= Plaza México (Lynwood, California) =

Retail and cultural center in Lynwood, California

Plaza México is a multi-purpose retail and cultural center in Lynwood, California. It includes multiple shops, including individual stores and an indoor swap meet; many dining options; and entertainment selections, Plaza México is a cultural space for the Mexican-American community. Plaza México incorporates the design and style of plazas all over Mexico. Plaza Mexico hosts cultural festivals and performances, such as "El Grito de la Independencia" and "Cinco de Mayo" festivities.
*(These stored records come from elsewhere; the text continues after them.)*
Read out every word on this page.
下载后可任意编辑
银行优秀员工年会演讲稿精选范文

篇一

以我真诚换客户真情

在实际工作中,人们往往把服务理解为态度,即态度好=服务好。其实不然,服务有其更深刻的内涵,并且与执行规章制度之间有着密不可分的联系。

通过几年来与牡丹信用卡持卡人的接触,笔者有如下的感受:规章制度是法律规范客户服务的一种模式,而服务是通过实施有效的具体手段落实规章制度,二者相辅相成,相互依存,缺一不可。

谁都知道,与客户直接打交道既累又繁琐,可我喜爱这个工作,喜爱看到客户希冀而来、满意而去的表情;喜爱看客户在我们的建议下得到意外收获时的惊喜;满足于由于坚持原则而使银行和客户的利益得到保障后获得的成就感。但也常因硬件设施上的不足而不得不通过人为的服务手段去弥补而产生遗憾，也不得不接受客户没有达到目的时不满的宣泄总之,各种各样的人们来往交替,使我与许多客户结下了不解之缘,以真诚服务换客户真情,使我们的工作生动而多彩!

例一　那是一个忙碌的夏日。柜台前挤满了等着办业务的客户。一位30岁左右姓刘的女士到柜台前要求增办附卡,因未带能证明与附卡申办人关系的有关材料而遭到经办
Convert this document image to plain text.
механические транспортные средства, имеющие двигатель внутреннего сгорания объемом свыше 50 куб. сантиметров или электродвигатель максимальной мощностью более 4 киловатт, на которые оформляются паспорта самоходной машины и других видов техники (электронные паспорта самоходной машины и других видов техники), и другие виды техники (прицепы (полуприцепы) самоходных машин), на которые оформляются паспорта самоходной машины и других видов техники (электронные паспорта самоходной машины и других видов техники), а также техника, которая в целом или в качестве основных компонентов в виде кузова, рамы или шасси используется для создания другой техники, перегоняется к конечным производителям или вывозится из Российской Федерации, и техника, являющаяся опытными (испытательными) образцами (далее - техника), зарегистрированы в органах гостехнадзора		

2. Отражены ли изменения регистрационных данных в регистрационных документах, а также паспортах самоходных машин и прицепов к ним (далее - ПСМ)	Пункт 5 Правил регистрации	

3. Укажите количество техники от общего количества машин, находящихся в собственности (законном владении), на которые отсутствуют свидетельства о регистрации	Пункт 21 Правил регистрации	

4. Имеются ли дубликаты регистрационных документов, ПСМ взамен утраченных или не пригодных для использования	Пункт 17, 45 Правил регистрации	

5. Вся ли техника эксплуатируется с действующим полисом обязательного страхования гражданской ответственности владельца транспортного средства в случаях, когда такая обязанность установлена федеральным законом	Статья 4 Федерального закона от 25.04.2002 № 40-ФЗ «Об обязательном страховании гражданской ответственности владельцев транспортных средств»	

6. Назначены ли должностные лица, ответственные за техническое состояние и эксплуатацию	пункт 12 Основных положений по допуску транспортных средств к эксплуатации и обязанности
==Mexico-themed architecture and design==
Plaza México seeks to recreate Mexican regional and national icons. The architecture is based on traditional Mexican towns and contains a variety of Mexican cultural symbols from different eras. The owners hired two Mexican public relations coordinators to select the icons, cultural symbols and events that are portrayed. The coordinators also selected construction materials to build Plaza México in order to produce quality and Mexican authenticity. The architectural decorations like the plaza, kiosk, fountains and monuments are similar to those of many Mexican cities. For example, Plaza México has replicas of the Angel of Independence of México City and the kiosk of the Zócalo of San Miguel de Allende, Guanajuato. The plaza was reproduced with characteristics based on the appearance of the Government Palace of Jalisco at Guadalajara. The plaza’s pavement is made of adoquín stone and the benches are made of crafted iron, like the ones found in the provinces of México. Plaza México was constructed using materials from México such as stone from Zacatecas and talavera from Puebla. The mall is physically structured with open streets and a plaza to reconstruct the environment of a traditional Mexican town.

=="Angel of Independence"==
The reproduction of Mexico City’s Angel of Independence, which symbolizes Mexican nationhood in Mexico, marks the major entrance to Plaza Mexico. This sculpture serves as the master symbol of Plaza Mexico representing its importance in the community. The Angel has already developed some history in Plaza Mexico becoming an important site of congregation for political rallies. For example, during the March and April 2006 student walkouts for US congressional immigration reform proposals, large groups met at the Angel before marching to Los Angeles City Hall. In addition, during the 2006 FIFA World Cup, community members and other visitors gathered in Plaza Mexico to watch the games and after a victory or tie they would congregate around the Angel of Independence.

==Tourist attraction==
Many of the visitors consist of immigrant clienteles, some of them are unable to travel to Mexico because they do not have the legal or economic resources. Most of the visitors are of low or middle-low income status and many some of their families are undocumented immigrants and face harsh border conditions. The Plaza also attracts other local and regional visitors. The Plaza also has an altar for the “Virgen de Guadalupe” frame and the crucified “Jesus Christ” sculpture. The altar is inside a small temple located outside by the plaza. The Plaza sells different types of souvenirs, such as rosaries, crosses, keychains and T-shirts of Virgin reproductions and Mexico flags and colors.

==Festivities and cultural events==
The Plaza hosts a number of Mexican festivities and cultural events, such as Mexican folk music, dances, Aztec and Mejica performances, cultural exhibits and other artistic expressions. Some of the traditional celebrations that are celebrated are “Cinco de Mayo,” “El Grito de la Independencia,” and Virgin of Guadalupe: “El dia 12 de deciembre”.